Après la défaite du Cameroun face au Maroc (0-2) en quart de finale de la Coupe d’Afrique des Nations, une séquence a enflammé les débats : un contact de Bryan Mbeumo dans la surface marocaine qui n’a pas été sanctionné d’un penalty, et la VAR n’a pas été consultée pour revoir l’action.
Sur le terrain du Prince Moulay Abdellah à Rabat, alors que les Lions Indomptables tentaient de revenir au score, Mbeumo s’est projeté dans la surface sous la pression du défenseur marocain Adam Masina. L’arbitre mauritanien Dahane Beida a jugé que l’incident ne méritait pas de penalty, et malgré l’outil vidéo disponible, la VAR n’a pas été sollicitée pour valider ou infirmer la décision.
Interrogé après le match, l’attaquant de Manchester United n’a pas caché sa frustration. Il a estimé que le contact était « très flagrant » et aurait justifié un penalty, tout en reconnaissant qu’il ne s’attendait pas à un traitement de faveur face au pays hôte.
« Pendant le match déjà, j’ai senti qu’il m’avait touché. Après le match, on m’a remonté les images et c’est très flagrant… mais on savait aussi à quoi s’attendre », a-t-il déclaré, appelant à relativiser cette décision dans le contexte global de la rencontre.
Mbeumo a aussi été lucide sur la prestation camerounaise : malgré une deuxième période plus ambitieuse, le manque d’occasions et d’efficacité offensive n’a pas permis aux Lions Indomptables de concrétiser leurs temps forts, au-delà de ce fait de jeu litigieux.
Du côté des supporters et des observateurs, la non-intervention de la VAR a suscité une vague d’indignation sur les réseaux sociaux, où beaucoup ont dénoncé une incohérence d’arbitrage et une occasion manquée de revoir cette action clé.
Dans une compétition où chaque décision peut faire basculer un destin, cette polémique sur un pénalty non sifflé reste l’une des images fortes d’un match riche en intensité mais décevant pour le Cameroun qui quitte la CAN sans avoir pu jouer sa partition jusqu’au bout.
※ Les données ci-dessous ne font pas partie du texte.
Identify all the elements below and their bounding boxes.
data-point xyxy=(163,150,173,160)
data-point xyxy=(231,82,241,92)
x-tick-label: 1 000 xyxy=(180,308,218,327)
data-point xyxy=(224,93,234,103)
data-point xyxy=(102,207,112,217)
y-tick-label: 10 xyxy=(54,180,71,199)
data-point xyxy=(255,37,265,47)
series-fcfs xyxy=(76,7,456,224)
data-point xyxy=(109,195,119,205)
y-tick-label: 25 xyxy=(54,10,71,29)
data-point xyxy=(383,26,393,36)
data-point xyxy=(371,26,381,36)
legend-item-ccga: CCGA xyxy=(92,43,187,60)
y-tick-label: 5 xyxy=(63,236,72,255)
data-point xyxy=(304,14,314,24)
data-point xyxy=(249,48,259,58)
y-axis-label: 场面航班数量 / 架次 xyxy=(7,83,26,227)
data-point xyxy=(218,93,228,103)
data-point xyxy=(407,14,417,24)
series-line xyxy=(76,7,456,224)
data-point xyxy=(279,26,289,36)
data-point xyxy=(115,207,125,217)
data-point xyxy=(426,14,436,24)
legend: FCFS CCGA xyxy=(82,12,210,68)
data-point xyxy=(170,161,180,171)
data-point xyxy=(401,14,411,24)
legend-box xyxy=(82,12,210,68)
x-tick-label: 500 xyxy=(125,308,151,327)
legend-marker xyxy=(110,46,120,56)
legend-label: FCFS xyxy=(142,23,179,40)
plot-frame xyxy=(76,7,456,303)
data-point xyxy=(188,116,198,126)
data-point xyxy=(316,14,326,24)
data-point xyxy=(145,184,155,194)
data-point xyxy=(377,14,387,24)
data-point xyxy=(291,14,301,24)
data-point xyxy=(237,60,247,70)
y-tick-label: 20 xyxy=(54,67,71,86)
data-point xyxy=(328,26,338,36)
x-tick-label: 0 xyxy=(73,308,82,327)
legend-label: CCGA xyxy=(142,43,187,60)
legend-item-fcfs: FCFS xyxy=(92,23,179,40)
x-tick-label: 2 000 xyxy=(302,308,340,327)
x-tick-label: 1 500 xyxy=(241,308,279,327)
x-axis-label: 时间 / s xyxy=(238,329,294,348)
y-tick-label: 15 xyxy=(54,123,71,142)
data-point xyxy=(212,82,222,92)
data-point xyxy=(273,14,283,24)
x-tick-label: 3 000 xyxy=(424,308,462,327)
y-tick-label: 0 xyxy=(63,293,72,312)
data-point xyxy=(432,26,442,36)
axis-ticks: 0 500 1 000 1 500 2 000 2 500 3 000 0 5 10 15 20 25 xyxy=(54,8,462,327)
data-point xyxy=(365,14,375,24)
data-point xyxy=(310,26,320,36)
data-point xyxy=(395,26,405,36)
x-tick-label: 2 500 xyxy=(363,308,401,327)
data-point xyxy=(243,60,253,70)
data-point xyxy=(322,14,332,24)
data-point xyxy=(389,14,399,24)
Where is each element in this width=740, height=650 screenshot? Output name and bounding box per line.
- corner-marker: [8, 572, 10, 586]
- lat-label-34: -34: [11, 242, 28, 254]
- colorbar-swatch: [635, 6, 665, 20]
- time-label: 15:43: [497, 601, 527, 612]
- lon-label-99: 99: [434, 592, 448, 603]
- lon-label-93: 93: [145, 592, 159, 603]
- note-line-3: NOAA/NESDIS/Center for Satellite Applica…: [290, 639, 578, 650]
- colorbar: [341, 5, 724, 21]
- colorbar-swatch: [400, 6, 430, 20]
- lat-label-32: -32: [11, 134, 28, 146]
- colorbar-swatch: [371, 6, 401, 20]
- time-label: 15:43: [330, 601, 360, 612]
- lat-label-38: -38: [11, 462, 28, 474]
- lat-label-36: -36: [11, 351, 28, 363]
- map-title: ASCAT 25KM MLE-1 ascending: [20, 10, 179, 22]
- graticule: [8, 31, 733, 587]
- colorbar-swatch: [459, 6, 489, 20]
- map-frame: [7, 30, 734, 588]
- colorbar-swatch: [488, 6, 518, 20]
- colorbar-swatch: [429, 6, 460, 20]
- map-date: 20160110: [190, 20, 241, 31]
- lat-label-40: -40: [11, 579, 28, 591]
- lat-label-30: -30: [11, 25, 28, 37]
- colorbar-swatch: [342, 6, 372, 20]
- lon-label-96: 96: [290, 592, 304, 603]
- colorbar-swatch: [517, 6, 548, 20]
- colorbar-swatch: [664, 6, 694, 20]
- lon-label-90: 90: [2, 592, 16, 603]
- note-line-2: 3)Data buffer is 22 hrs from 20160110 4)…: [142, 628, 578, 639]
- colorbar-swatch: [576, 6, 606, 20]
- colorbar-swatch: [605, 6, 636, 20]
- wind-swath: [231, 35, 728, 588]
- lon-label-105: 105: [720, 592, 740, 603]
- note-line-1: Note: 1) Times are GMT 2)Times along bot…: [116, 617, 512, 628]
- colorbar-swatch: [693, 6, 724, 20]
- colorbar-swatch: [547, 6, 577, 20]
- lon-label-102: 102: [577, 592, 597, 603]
l’arbitre déjà au cœur des débats avant le coup d’envoi
Bien avant le premier coup de sifflet du quart de finale entre le Cameroun et le Maroc, l’arbitrage s’était déjà invité dans les discussions. Sur les réseaux sociaux comme dans certains médias africains, la désignation de l’arbitre de la rencontre avait suscité méfiance, interrogations et polémiques, dans un contexte déjà électrique.
Une désignation scrutée de près
À l’approche de ce choc très attendu, la CAF avait officialisé l’équipe arbitrale chargée de diriger la rencontre. Un choix loin de faire l’unanimité. Du côté camerounais, supporters et observateurs ont rapidement exprimé leurs craintes, estimant que le contexte du match face au pays hôte exigeait une neutralité irréprochable et des décisions fermes.
Sur les plateformes sociales, certains rappelaient des précédents controversés impliquant l’arbitre désigné ou, plus largement, des décisions arbitrales jugées favorables aux équipes hôtes dans l’histoire récente de la CAN. Sans preuve formelle, mais avec beaucoup de suspicion.
La pression du “pays organisateur”
Arbitrer un match impliquant le pays hôte n’est jamais anodin. L’ambiance du stade, la pression populaire et l’enjeu sportif font de ce type de rencontre un véritable test pour le corps arbitral. Avant même le match, plusieurs anciens joueurs et consultants africains appelaient à une utilisation rigoureuse de la VAR afin d’éviter toute polémique.
Un appel qui résonnera encore plus fort après la rencontre.
Des craintes confirmées pour certains
À l’issue du match, marqué notamment par un penalty réclamé par Bryan Mbeumo mais non sifflé, beaucoup ont estimé que les inquiétudes exprimées avant la rencontre n’étaient pas infondées. L’absence de recours à la VAR sur cette action a ravivé les critiques, donnant l’impression que l’arbitrage était déjà sous tension… et qu’il n’a jamais réussi à s’en extraire.
Plus qu’un simple fait de jeu, cette controverse remet sur la table un débat récurrent :
la transparence de l’arbitrage en Coupe d’Afrique des Nations,
la cohérence dans l’utilisation de la VAR,
et la capacité des arbitres à résister à la pression des grands rendez-vous.
Pour le Cameroun, l’élimination laisse un goût amer. Pour la CAF, ces débats persistants rappellent que, avant même le football, la crédibilité de l’arbitrage reste un enjeu majeur dans les grandes compétitions africaines.